The greatness of Peter Paul was never the result of power. Or his ability to force his way into the backfield, à la JJ Watt. No, with JPP it was all about the wheels. About another world erupted from the line of scrimmage which propelled him past the blockers before they could react.
This flurry has gone nowhere. Pierre-Paul’s inability to get out of the blocks in 2015 simply suffocated him. It is not easy to disengage an offensive lineman with one hand. And with a huge club on his mutilated club – that’s what he spent last season playing with.
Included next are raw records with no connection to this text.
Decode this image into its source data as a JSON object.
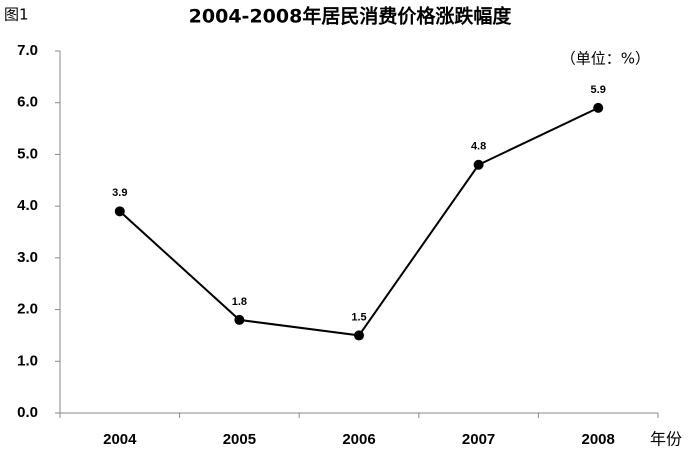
{
  "chart_data": {
    "type": "line",
    "figure_label": "图1",
    "title": "2004-2008年居民消费价格涨跌幅度",
    "unit_label": "（单位：%）",
    "x_label": "年份",
    "categories": [
      "2004",
      "2005",
      "2006",
      "2007",
      "2008"
    ],
    "values": [
      3.9,
      1.8,
      1.5,
      4.8,
      5.9
    ],
    "color": "#000000",
    "ylim": [
      0,
      7
    ],
    "yticks": [
      {
        "value": 0,
        "label": "0.0"
      },
      {
        "value": 1,
        "label": "1.0"
      },
      {
        "value": 2,
        "label": "2.0"
      },
      {
        "value": 3,
        "label": "3.0"
      },
      {
        "value": 4,
        "label": "4.0"
      },
      {
        "value": 5,
        "label": "5.0"
      },
      {
        "value": 6,
        "label": "6.0"
      },
      {
        "value": 7,
        "label": "7.0"
      }
    ],
    "grid": false
  }
}
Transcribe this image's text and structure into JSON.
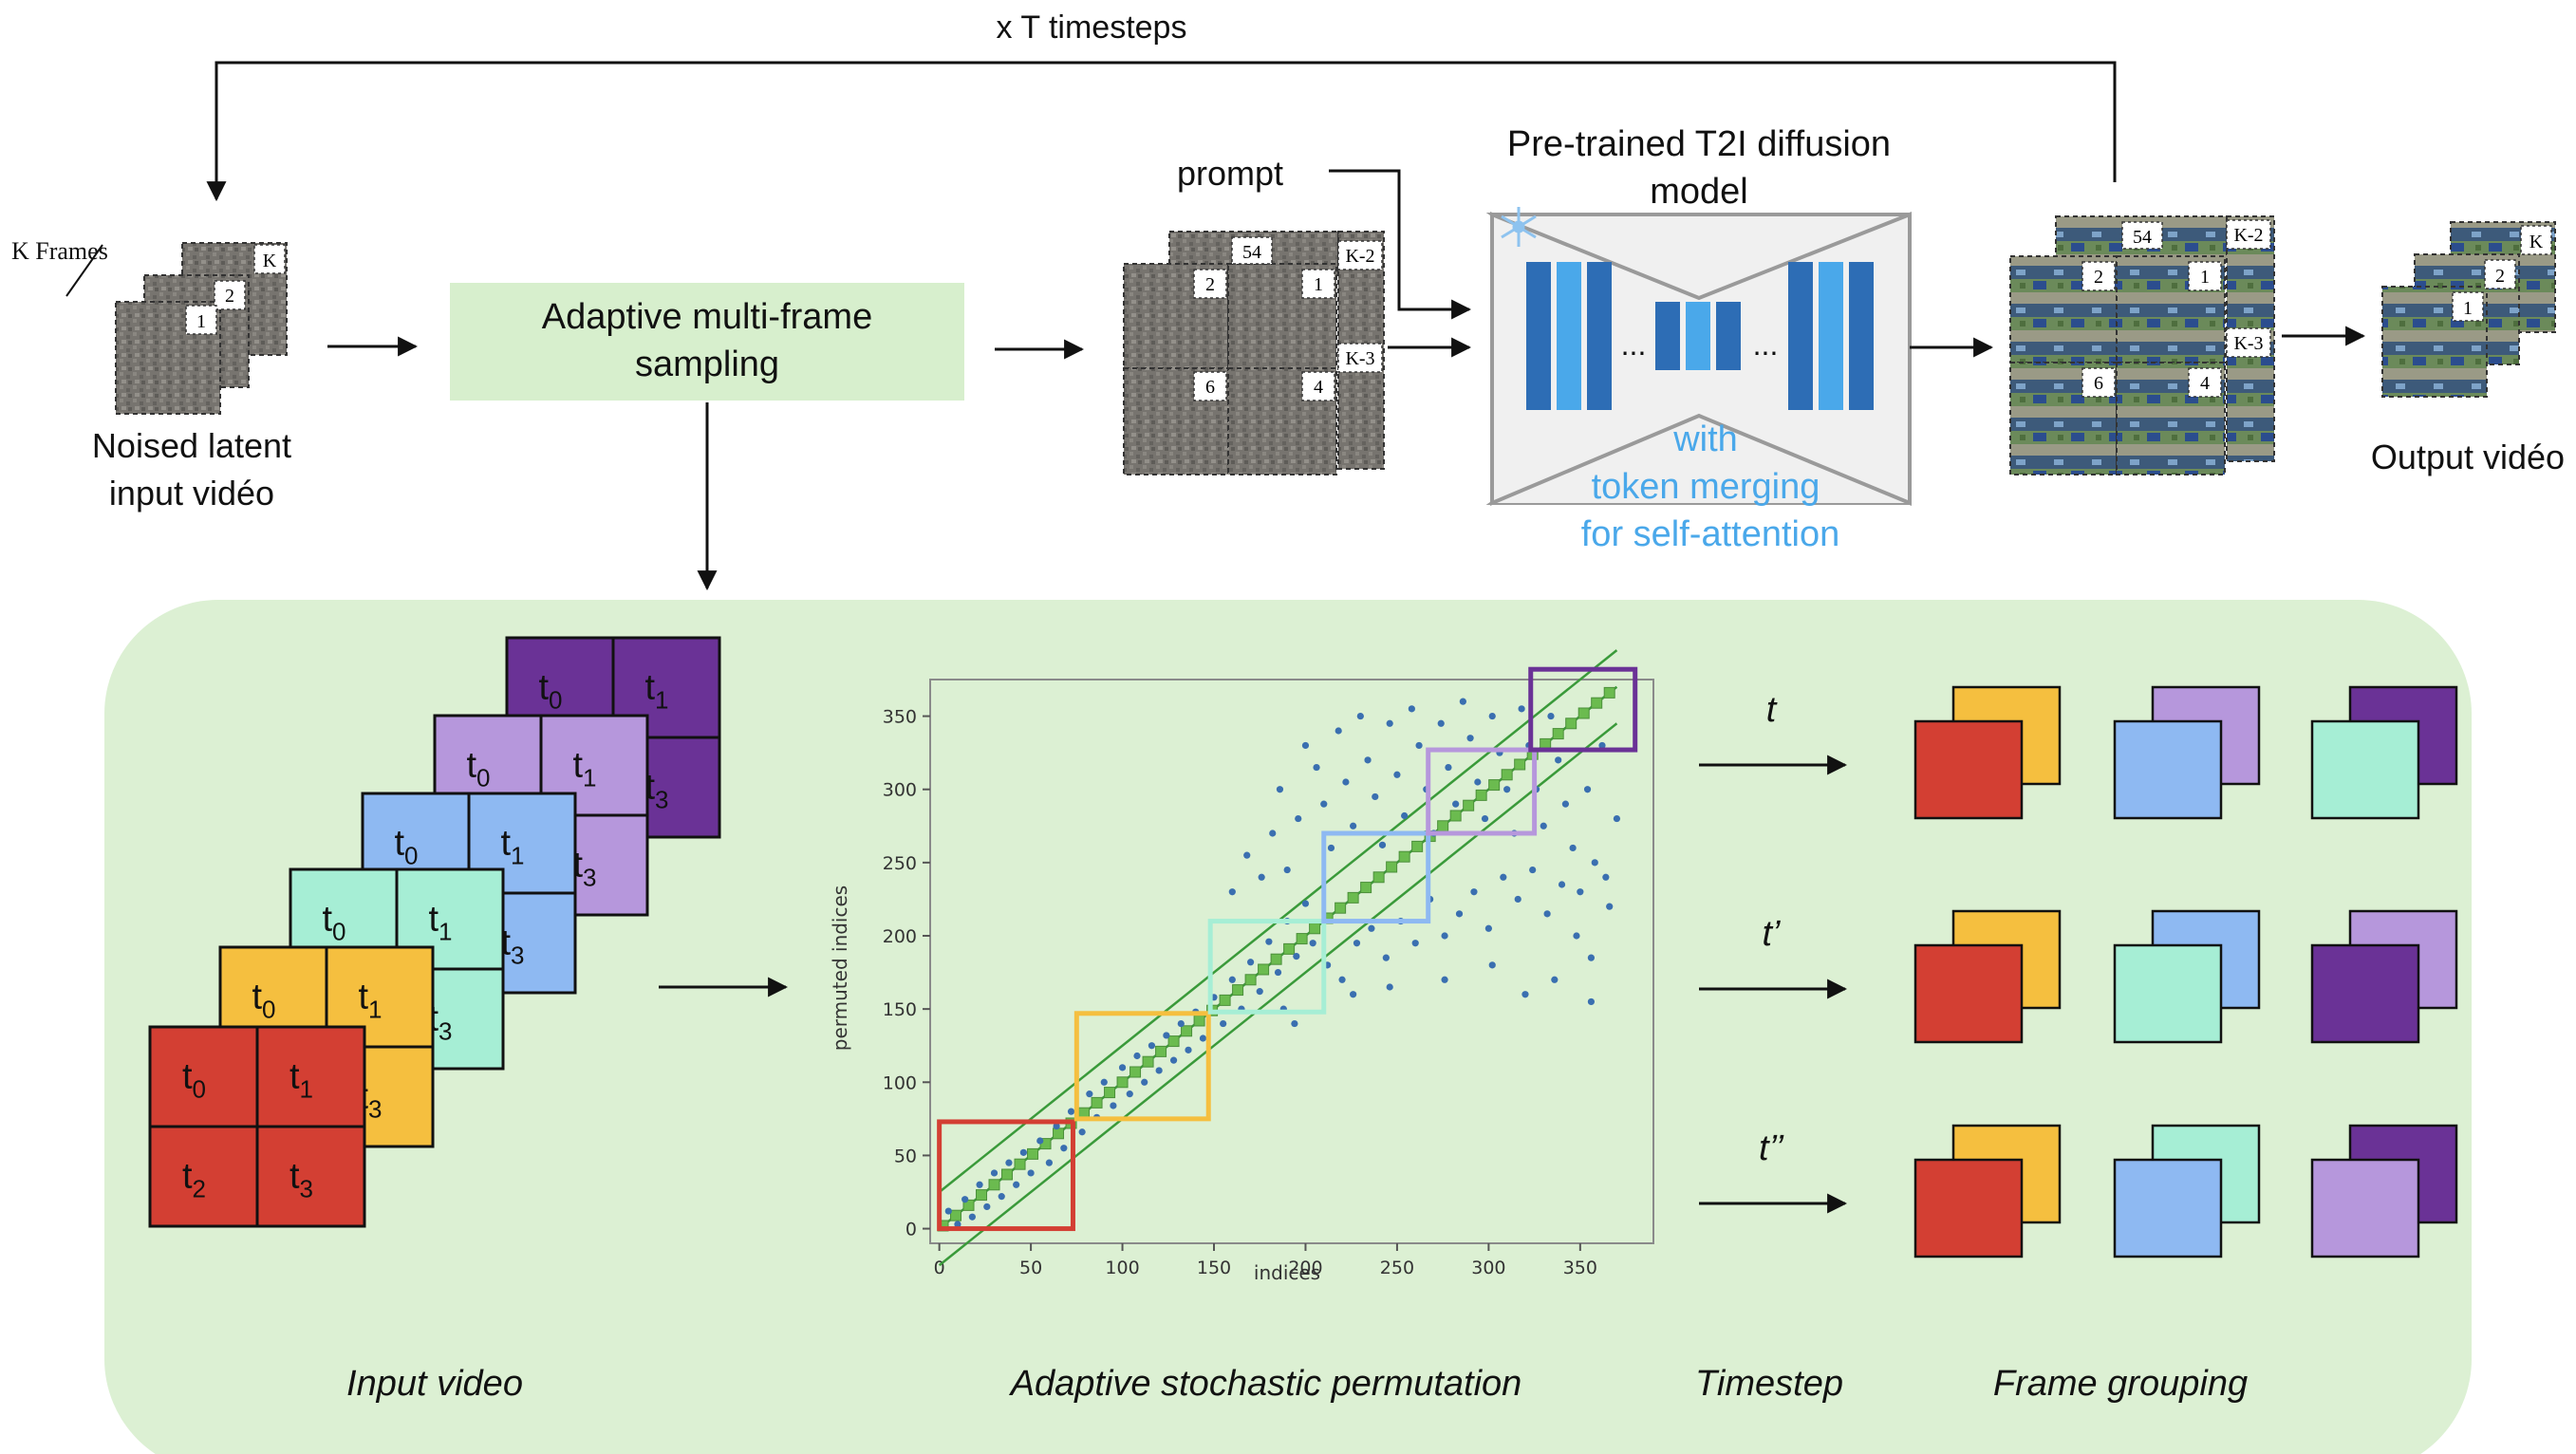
{
  "top": {
    "loop_label": "x T timesteps",
    "k_frames_label": "K Frames",
    "noised_input_label_line1": "Noised latent",
    "noised_input_label_line2": "input vidéo",
    "sampling_box_line1": "Adaptive multi-frame",
    "sampling_box_line2": "sampling",
    "prompt_label": "prompt",
    "model_title_line1": "Pre-trained T2I diffusion",
    "model_title_line2": "model",
    "model_note_line1": "with",
    "model_note_line2": "token merging",
    "model_note_line3": "for self-attention",
    "ellipsis": "...",
    "output_label": "Output vidéo",
    "frame_badges": {
      "k": "K",
      "two": "2",
      "one": "1",
      "fifty_four": "54",
      "k_minus_2": "K-2",
      "k_minus_3": "K-3",
      "six": "6",
      "four": "4"
    }
  },
  "bottom": {
    "caption_input": "Input video",
    "caption_permutation": "Adaptive stochastic permutation",
    "caption_timestep": "Timestep",
    "caption_grouping": "Frame grouping",
    "timesteps": [
      "t",
      "t’",
      "t’’"
    ],
    "tile_labels": {
      "t0": {
        "base": "t",
        "sub": "0"
      },
      "t1": {
        "base": "t",
        "sub": "1"
      },
      "t2": {
        "base": "t",
        "sub": "2"
      },
      "t3": {
        "base": "t",
        "sub": "3"
      }
    }
  },
  "colors": {
    "red": "#d33f33",
    "yellow": "#f5bf3f",
    "teal": "#a6eed5",
    "blue": "#8eb9f2",
    "lilac": "#b697dc",
    "purple": "#6a3296",
    "panel_bg": "#dcf0d3",
    "sampling_box": "#d7efcd",
    "model_blue_dark": "#2d6db5",
    "model_blue_light": "#4aa8ea",
    "scatter_point": "#3a6fb0",
    "band_green": "#3a9a3a",
    "band_square": "#6bbb4f"
  },
  "chart_data": {
    "type": "scatter",
    "xlabel": "indices",
    "ylabel": "permuted indices",
    "xlim": [
      -5,
      390
    ],
    "ylim": [
      -10,
      375
    ],
    "xticks": [
      0,
      50,
      100,
      150,
      200,
      250,
      300,
      350
    ],
    "yticks": [
      0,
      50,
      100,
      150,
      200,
      250,
      300,
      350
    ],
    "band": {
      "center_line": "y = x",
      "lower_line": "y = x - 25",
      "upper_line": "y = x + 25"
    },
    "group_windows": [
      {
        "color": "red",
        "x": [
          0,
          73
        ],
        "y": [
          0,
          73
        ]
      },
      {
        "color": "yellow",
        "x": [
          75,
          147
        ],
        "y": [
          75,
          147
        ]
      },
      {
        "color": "teal",
        "x": [
          148,
          210
        ],
        "y": [
          148,
          210
        ]
      },
      {
        "color": "blue",
        "x": [
          210,
          267
        ],
        "y": [
          210,
          270
        ]
      },
      {
        "color": "lilac",
        "x": [
          267,
          325
        ],
        "y": [
          270,
          327
        ]
      },
      {
        "color": "purple",
        "x": [
          323,
          380
        ],
        "y": [
          327,
          382
        ]
      }
    ],
    "points_on_band": "approximately every index 0-370 with y close to x (squares along the diagonal)",
    "scattered_points": [
      [
        5,
        12
      ],
      [
        10,
        3
      ],
      [
        14,
        20
      ],
      [
        18,
        8
      ],
      [
        22,
        30
      ],
      [
        26,
        15
      ],
      [
        30,
        38
      ],
      [
        34,
        22
      ],
      [
        38,
        45
      ],
      [
        42,
        30
      ],
      [
        46,
        52
      ],
      [
        50,
        38
      ],
      [
        55,
        60
      ],
      [
        60,
        45
      ],
      [
        64,
        70
      ],
      [
        68,
        55
      ],
      [
        72,
        80
      ],
      [
        78,
        66
      ],
      [
        82,
        92
      ],
      [
        86,
        76
      ],
      [
        90,
        100
      ],
      [
        95,
        84
      ],
      [
        100,
        110
      ],
      [
        104,
        92
      ],
      [
        108,
        118
      ],
      [
        112,
        100
      ],
      [
        116,
        125
      ],
      [
        120,
        108
      ],
      [
        124,
        132
      ],
      [
        128,
        115
      ],
      [
        132,
        140
      ],
      [
        136,
        122
      ],
      [
        140,
        148
      ],
      [
        144,
        130
      ],
      [
        150,
        158
      ],
      [
        155,
        140
      ],
      [
        160,
        170
      ],
      [
        165,
        150
      ],
      [
        170,
        182
      ],
      [
        175,
        162
      ],
      [
        180,
        196
      ],
      [
        185,
        175
      ],
      [
        190,
        210
      ],
      [
        195,
        186
      ],
      [
        200,
        222
      ],
      [
        204,
        195
      ],
      [
        160,
        230
      ],
      [
        168,
        255
      ],
      [
        176,
        240
      ],
      [
        182,
        270
      ],
      [
        186,
        300
      ],
      [
        190,
        245
      ],
      [
        196,
        280
      ],
      [
        200,
        330
      ],
      [
        206,
        315
      ],
      [
        210,
        290
      ],
      [
        214,
        260
      ],
      [
        218,
        340
      ],
      [
        222,
        305
      ],
      [
        226,
        275
      ],
      [
        230,
        350
      ],
      [
        234,
        320
      ],
      [
        238,
        295
      ],
      [
        242,
        262
      ],
      [
        246,
        345
      ],
      [
        250,
        310
      ],
      [
        254,
        282
      ],
      [
        258,
        355
      ],
      [
        262,
        330
      ],
      [
        266,
        300
      ],
      [
        270,
        270
      ],
      [
        274,
        345
      ],
      [
        278,
        315
      ],
      [
        282,
        290
      ],
      [
        286,
        360
      ],
      [
        290,
        335
      ],
      [
        294,
        305
      ],
      [
        298,
        280
      ],
      [
        302,
        350
      ],
      [
        306,
        325
      ],
      [
        310,
        300
      ],
      [
        314,
        270
      ],
      [
        318,
        355
      ],
      [
        322,
        330
      ],
      [
        326,
        300
      ],
      [
        330,
        275
      ],
      [
        334,
        350
      ],
      [
        338,
        320
      ],
      [
        342,
        290
      ],
      [
        346,
        260
      ],
      [
        350,
        230
      ],
      [
        354,
        300
      ],
      [
        358,
        250
      ],
      [
        362,
        330
      ],
      [
        366,
        220
      ],
      [
        370,
        280
      ],
      [
        212,
        180
      ],
      [
        220,
        170
      ],
      [
        228,
        195
      ],
      [
        236,
        205
      ],
      [
        244,
        185
      ],
      [
        252,
        210
      ],
      [
        260,
        195
      ],
      [
        268,
        225
      ],
      [
        276,
        200
      ],
      [
        284,
        215
      ],
      [
        292,
        230
      ],
      [
        300,
        205
      ],
      [
        308,
        240
      ],
      [
        316,
        225
      ],
      [
        324,
        245
      ],
      [
        332,
        215
      ],
      [
        340,
        235
      ],
      [
        348,
        200
      ],
      [
        356,
        185
      ],
      [
        364,
        240
      ],
      [
        188,
        150
      ],
      [
        194,
        140
      ],
      [
        226,
        160
      ],
      [
        246,
        165
      ],
      [
        276,
        170
      ],
      [
        302,
        180
      ],
      [
        320,
        160
      ],
      [
        336,
        170
      ],
      [
        356,
        155
      ]
    ]
  }
}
However, as the season progressed and the Giants and Pierre-Paul experimented with different coatings, the club gave way to a specially designed glove:
And with a full offseason to readjust and find cover that works and feels comfortable, Pierre-Paul should be able to do little more than club opponents with his right hand in 2016.
He admitted to Michael Strahan of Fox Sports (via Justin Tasch of the New York Daily News) that 2015 was a trying year but insisted that the best is yet to come. “To be honest, it never pissed me off or anything, because at some point things happen to people. You never know when they’re going to happen,” he says. “I’m just getting started.”
New Giants head coach Ben McAdoo seems to agree, telling Graziano he’s seen enough of Pierre-Paul to want him back with Big Blue in 2016:
I’ve spoken to Jason a few times so far throughout the offseason, and we’ll have to see how that goes. It was obvious when Jason returned last year how disruptive he was. When you watch him, his ability to get out of the ball and lash out at the quarterback is easy to see. It’s something that comes naturally to him, and I don’t see that changing anytime soon.
It wasn’t like Pierre-Paul was horrible last year. Of course, the stats and the bags weren’t there, but Focus on professional football saw enough of him on the pitch to place him in the top 15 at his position.
However, according to Jordan Raanan from NJ.com, this return is expected to be on the Giants’ “one year proof of agreement” terms. As Raanan wrote, “if Pierre-Paul can get more elsewhere, he’s probably gone.”
And that will be the $ 64 question. Will an NFL team see enough of what Pierre-Paul did a year ago to offer a multi-year contract? It is a calculated risk. A bet that 2015 was the nadir of Pierre-Paul’s career, and 2016 will be the start of a climb to the top of the mountain.
Will Pierre-Paul ever return to the form he showed by terrorizing the NFL in 2011 and 2014? Maybe not. And that’s a shame for a number of reasons, including the huge amount his mistake cost him.
The thing is, he doesn’t have to. If Pierre-Paul can get anywhere near the player he was, if he can grow into a solid, two-way top 15 capable of putting in eight to 10 sacks per season while providing strong run defense, he will be worth a lot more to an NFL team than a multi-year deal would cost this spring.
And that’s the definition of a theft.